In case your mirror can’t show you news updates yet, Max Braun, an engineer at Google, has designed and built his own personal smart mirror. Besides being able to look at yourself and wonder why your brain can’t develop something this genius, with this mirror you can see the weather forecast, news and traffic updates, and the time. Can your mirror do that?
While a commercial version has not been fully released yet, one will no doubt be available soon. Just imagine the possibilities! The future smart mirror could act as an outfit database like the one Cher had in Clueless. It could offer you compliments and motivational quotes. It could even have apps that you would find on your phone. It could have filters so you could see what your makeup looks like in different lighting (sunny, cloudy, fluorescent, etc.) and if it has Snapchat, it could have full body Snapchat filters. I don’t even want to know what that would entail.
There are also practical uses, of course, like being able to take selfies without your phone blocking your on-fleekness. You could watch makeup tutorials and be able to apply your newfound skills immediately while comparing your face to that of a beautiful and flawless makeup artist. And there’s no question that Kim Kardashian-West would make excellent use of a smart mirror. Hey, she’ll probably be Instagramming naked bathroom selfies in her new smart mirror before any of us can save up the money to buy a venti drink at Starbucks.

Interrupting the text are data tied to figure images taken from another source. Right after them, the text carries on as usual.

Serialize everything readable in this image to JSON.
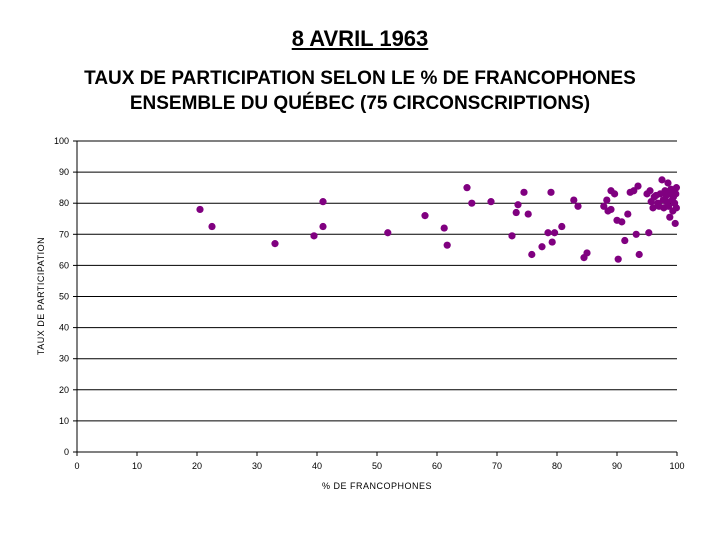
{
  "header": {
    "title": "8 AVRIL 1963",
    "subtitle_line1": "TAUX DE PARTICIPATION SELON LE % DE FRANCOPHONES",
    "subtitle_line2": "ENSEMBLE DU QUÉBEC (75 CIRCONSCRIPTIONS)"
  },
  "chart_data": {
    "type": "scatter",
    "title": "",
    "xlabel": "% DE FRANCOPHONES",
    "ylabel": "TAUX DE PARTICIPATION",
    "xlim": [
      0,
      100
    ],
    "ylim": [
      0,
      100
    ],
    "xticks": [
      0,
      10,
      20,
      30,
      40,
      50,
      60,
      70,
      80,
      90,
      100
    ],
    "yticks": [
      0,
      10,
      20,
      30,
      40,
      50,
      60,
      70,
      80,
      90,
      100
    ],
    "grid": "horizontal",
    "marker_color": "#800080",
    "points": [
      [
        20.5,
        78
      ],
      [
        22.5,
        72.5
      ],
      [
        33,
        67
      ],
      [
        39.5,
        69.5
      ],
      [
        41,
        72.5
      ],
      [
        41,
        80.5
      ],
      [
        51.8,
        70.5
      ],
      [
        58,
        76
      ],
      [
        61.2,
        72
      ],
      [
        61.7,
        66.5
      ],
      [
        65,
        85
      ],
      [
        65.8,
        80
      ],
      [
        69,
        80.5
      ],
      [
        72.5,
        69.5
      ],
      [
        73.2,
        77
      ],
      [
        73.5,
        79.5
      ],
      [
        74.5,
        83.5
      ],
      [
        75.2,
        76.5
      ],
      [
        75.8,
        63.5
      ],
      [
        77.5,
        66
      ],
      [
        78.5,
        70.5
      ],
      [
        79,
        83.5
      ],
      [
        79.2,
        67.5
      ],
      [
        79.6,
        70.5
      ],
      [
        80.8,
        72.5
      ],
      [
        82.8,
        81
      ],
      [
        83.5,
        79
      ],
      [
        84.5,
        62.5
      ],
      [
        85,
        64
      ],
      [
        87.8,
        79
      ],
      [
        88.3,
        81
      ],
      [
        88.5,
        77.5
      ],
      [
        89,
        78
      ],
      [
        89,
        84
      ],
      [
        89.6,
        83
      ],
      [
        90,
        74.5
      ],
      [
        90.2,
        62
      ],
      [
        90.8,
        74
      ],
      [
        91.3,
        68
      ],
      [
        91.8,
        76.5
      ],
      [
        92.2,
        83.5
      ],
      [
        92.8,
        84
      ],
      [
        93.2,
        70
      ],
      [
        93.5,
        85.5
      ],
      [
        93.7,
        63.5
      ],
      [
        95,
        83
      ],
      [
        95.3,
        70.5
      ],
      [
        95.5,
        84
      ],
      [
        95.7,
        80.5
      ],
      [
        96,
        78.5
      ],
      [
        96.2,
        82
      ],
      [
        96.5,
        82.5
      ],
      [
        96.8,
        80
      ],
      [
        97,
        79
      ],
      [
        97.2,
        83
      ],
      [
        97.5,
        87.5
      ],
      [
        97.7,
        81
      ],
      [
        97.8,
        78.5
      ],
      [
        98,
        84
      ],
      [
        98.2,
        82.5
      ],
      [
        98.3,
        80.5
      ],
      [
        98.5,
        86.5
      ],
      [
        98.6,
        79
      ],
      [
        98.7,
        83
      ],
      [
        98.8,
        75.5
      ],
      [
        99,
        84.5
      ],
      [
        99.2,
        81
      ],
      [
        99.3,
        77.5
      ],
      [
        99.4,
        82
      ],
      [
        99.5,
        84
      ],
      [
        99.6,
        80
      ],
      [
        99.7,
        73.5
      ],
      [
        99.8,
        83
      ],
      [
        99.9,
        78.5
      ],
      [
        99.9,
        85
      ]
    ]
  }
}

As with any new technology, there are some precautions we should keep in mind. Do you really want something that’s connected to the Internet to see you waking up after a rough night’s sleep, getting out of the shower, or oh-so gracefully flossing your teeth? Will constant advertisements soon invade our own faces, too? And would the applications and visuals interfere with our reflections? I mean come on, winged eyeliner is hard enough without another update about the presidential campaign popping up.